Another case was in 1995, Judge Thelton Henderson wrote that solitary confinement “may well hover on the edge of what is humanly tolerable,” and that for those who have been diagnosed mentally ill, “placing them in solitary confinement is the mental equivalent of putting an asthmatic in a place with little air.” — Madrid v. Gomez, 889 F. Supp. 1146, 1265 (N.D. Cal.
In order to address the issue of injustice in modern American prisons, the definition of “justice” must first be clarified, as it is simply too vague. “First, it shows that justice has to do with how individual people are treated.” (Stanford) This definition is useful in regards to the prison system because it shows that in order to have a sense of justice all individuals must be treated equally first.
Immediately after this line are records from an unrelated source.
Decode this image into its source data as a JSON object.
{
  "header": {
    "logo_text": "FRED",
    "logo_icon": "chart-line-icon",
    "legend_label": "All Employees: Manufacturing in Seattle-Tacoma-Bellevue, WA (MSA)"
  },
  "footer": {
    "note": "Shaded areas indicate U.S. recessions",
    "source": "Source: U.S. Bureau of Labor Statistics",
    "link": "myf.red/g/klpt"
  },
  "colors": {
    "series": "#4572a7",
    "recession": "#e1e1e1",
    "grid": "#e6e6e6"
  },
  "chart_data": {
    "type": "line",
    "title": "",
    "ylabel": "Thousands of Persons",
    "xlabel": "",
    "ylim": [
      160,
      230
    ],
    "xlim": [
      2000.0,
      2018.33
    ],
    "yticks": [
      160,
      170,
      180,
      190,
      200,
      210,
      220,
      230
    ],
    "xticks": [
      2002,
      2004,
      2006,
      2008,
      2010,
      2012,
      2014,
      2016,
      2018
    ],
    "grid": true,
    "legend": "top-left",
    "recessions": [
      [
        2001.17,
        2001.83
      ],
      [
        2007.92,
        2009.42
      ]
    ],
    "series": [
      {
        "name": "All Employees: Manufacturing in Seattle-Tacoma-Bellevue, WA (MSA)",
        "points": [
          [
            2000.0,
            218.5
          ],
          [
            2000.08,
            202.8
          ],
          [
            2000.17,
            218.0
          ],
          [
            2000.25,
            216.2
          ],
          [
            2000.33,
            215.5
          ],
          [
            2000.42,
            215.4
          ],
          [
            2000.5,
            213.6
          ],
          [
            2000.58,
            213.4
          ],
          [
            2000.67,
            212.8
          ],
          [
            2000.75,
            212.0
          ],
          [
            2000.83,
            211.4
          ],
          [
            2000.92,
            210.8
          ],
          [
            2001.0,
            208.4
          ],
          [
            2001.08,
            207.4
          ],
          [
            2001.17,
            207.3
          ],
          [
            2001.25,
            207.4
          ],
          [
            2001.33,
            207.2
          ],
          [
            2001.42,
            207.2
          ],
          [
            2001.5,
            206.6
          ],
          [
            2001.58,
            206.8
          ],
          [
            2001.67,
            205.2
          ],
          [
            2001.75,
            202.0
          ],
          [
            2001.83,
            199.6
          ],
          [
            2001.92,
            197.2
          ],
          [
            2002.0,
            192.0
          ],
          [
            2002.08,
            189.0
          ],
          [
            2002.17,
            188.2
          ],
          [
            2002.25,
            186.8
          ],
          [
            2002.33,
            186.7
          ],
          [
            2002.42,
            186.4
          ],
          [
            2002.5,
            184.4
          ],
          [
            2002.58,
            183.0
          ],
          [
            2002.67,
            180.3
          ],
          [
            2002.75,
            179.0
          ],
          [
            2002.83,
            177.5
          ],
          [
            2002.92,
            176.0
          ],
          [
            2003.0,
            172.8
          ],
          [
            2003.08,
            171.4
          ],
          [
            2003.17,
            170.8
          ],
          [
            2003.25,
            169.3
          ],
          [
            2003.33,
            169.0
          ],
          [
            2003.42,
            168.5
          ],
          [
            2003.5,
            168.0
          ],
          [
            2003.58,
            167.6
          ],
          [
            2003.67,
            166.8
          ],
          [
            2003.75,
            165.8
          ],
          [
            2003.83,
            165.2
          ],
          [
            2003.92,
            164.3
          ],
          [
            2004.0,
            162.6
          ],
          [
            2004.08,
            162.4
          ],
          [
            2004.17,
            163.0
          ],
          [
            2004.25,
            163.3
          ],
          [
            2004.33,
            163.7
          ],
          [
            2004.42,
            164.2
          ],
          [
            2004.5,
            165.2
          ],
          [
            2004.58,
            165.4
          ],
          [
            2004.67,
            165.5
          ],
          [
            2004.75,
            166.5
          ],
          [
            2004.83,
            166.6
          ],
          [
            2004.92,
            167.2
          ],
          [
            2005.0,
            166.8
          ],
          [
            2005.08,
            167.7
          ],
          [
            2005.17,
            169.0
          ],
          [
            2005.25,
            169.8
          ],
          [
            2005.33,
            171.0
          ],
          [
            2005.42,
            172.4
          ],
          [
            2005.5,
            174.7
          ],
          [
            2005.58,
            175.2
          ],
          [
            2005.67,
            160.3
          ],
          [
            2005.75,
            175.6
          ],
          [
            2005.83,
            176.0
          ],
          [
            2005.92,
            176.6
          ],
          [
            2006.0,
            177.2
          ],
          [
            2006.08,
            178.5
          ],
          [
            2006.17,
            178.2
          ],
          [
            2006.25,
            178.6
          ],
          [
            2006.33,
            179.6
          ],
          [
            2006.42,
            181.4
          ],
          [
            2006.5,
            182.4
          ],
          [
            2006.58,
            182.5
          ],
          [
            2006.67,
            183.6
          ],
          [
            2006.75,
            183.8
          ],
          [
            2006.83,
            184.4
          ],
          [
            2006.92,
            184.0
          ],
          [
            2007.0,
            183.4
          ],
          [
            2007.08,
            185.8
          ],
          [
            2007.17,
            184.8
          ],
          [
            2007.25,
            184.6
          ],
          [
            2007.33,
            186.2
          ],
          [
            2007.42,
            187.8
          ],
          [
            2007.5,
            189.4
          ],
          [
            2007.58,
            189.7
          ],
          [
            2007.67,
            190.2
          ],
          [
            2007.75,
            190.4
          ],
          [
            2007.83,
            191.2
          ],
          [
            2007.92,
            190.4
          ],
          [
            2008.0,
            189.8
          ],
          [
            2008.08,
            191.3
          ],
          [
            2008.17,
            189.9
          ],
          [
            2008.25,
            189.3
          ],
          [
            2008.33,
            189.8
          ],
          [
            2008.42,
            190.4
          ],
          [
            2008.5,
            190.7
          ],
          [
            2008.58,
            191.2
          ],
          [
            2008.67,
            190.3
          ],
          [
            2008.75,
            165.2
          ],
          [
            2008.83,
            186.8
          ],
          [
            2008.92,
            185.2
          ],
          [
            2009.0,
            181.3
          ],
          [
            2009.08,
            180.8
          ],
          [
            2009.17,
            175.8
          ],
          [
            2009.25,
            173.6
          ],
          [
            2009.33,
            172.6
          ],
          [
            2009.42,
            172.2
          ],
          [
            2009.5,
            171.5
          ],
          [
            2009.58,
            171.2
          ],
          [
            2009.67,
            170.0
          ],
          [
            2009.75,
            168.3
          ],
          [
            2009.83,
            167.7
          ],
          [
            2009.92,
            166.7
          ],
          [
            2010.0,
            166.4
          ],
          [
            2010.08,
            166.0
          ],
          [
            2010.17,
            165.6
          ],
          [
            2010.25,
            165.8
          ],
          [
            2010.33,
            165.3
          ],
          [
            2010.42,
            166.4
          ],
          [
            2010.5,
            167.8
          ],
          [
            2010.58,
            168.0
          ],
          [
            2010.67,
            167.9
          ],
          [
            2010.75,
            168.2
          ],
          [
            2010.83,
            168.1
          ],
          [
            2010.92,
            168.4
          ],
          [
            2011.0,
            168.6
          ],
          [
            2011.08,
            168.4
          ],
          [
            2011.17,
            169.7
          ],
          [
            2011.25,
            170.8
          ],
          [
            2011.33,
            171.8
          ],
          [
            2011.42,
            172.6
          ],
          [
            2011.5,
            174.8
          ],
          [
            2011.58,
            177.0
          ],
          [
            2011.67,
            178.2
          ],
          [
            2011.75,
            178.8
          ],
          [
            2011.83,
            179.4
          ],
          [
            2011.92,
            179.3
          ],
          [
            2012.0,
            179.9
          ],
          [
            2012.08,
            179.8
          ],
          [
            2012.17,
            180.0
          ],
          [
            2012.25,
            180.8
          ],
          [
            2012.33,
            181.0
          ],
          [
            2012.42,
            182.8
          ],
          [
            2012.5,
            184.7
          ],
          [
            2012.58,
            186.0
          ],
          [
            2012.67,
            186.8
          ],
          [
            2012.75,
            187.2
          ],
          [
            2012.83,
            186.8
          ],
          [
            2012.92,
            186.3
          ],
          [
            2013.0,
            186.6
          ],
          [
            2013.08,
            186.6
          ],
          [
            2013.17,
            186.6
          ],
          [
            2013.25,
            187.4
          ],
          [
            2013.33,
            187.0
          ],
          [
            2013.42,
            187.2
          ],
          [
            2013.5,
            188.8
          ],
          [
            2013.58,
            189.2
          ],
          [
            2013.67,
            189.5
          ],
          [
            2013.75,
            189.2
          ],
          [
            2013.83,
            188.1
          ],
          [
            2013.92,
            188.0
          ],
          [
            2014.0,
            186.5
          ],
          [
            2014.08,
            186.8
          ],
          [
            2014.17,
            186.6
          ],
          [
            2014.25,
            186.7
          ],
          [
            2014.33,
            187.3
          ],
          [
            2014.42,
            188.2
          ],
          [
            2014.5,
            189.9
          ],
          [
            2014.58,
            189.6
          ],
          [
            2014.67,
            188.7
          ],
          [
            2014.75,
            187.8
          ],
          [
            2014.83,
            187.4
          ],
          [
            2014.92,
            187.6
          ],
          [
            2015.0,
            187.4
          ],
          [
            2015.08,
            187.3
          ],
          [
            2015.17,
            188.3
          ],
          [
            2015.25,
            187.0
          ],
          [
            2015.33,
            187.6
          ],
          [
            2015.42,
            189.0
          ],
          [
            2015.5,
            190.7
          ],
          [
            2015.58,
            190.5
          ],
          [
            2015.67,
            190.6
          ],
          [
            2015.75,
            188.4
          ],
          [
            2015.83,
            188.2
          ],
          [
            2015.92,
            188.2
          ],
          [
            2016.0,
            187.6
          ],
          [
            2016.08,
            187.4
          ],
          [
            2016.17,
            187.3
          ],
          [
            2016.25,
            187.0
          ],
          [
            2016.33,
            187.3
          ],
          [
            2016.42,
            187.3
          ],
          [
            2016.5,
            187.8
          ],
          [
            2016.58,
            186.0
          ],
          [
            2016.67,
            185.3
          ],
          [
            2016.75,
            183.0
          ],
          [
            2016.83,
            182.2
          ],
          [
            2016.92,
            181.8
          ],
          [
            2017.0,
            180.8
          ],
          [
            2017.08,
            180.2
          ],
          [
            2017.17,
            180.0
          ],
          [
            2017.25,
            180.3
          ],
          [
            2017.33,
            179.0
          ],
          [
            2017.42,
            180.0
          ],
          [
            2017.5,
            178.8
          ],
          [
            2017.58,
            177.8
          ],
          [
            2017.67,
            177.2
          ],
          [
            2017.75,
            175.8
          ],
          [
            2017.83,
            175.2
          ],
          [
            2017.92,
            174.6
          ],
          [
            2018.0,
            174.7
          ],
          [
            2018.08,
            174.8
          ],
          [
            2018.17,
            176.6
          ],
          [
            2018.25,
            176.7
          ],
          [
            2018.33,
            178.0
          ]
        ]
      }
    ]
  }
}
Another definition that is helpful would be “...the connection between justice and the impartial consistent application of rules…” (Stanford) this expresses the idea that the inmates should all follow the same guidelines or rules, no matter what crimes they may have committed. Regarding the prison system, an amalgam of these philosophical definitions will be best as: treating inmates as equal human beings and when they do wrong, punish them as you would any other individual excluding any biases you may have against them. Inmates in solitary confinement are treated almost as less of human than other inmates, usually when hearing someone is there in the prison your first idea is ‘they must deserve it’. Although solitary confinement is used to utilized to protect the general prison population, it is unjust and cruel for the inmate and there are other areas of the prison money could be put into.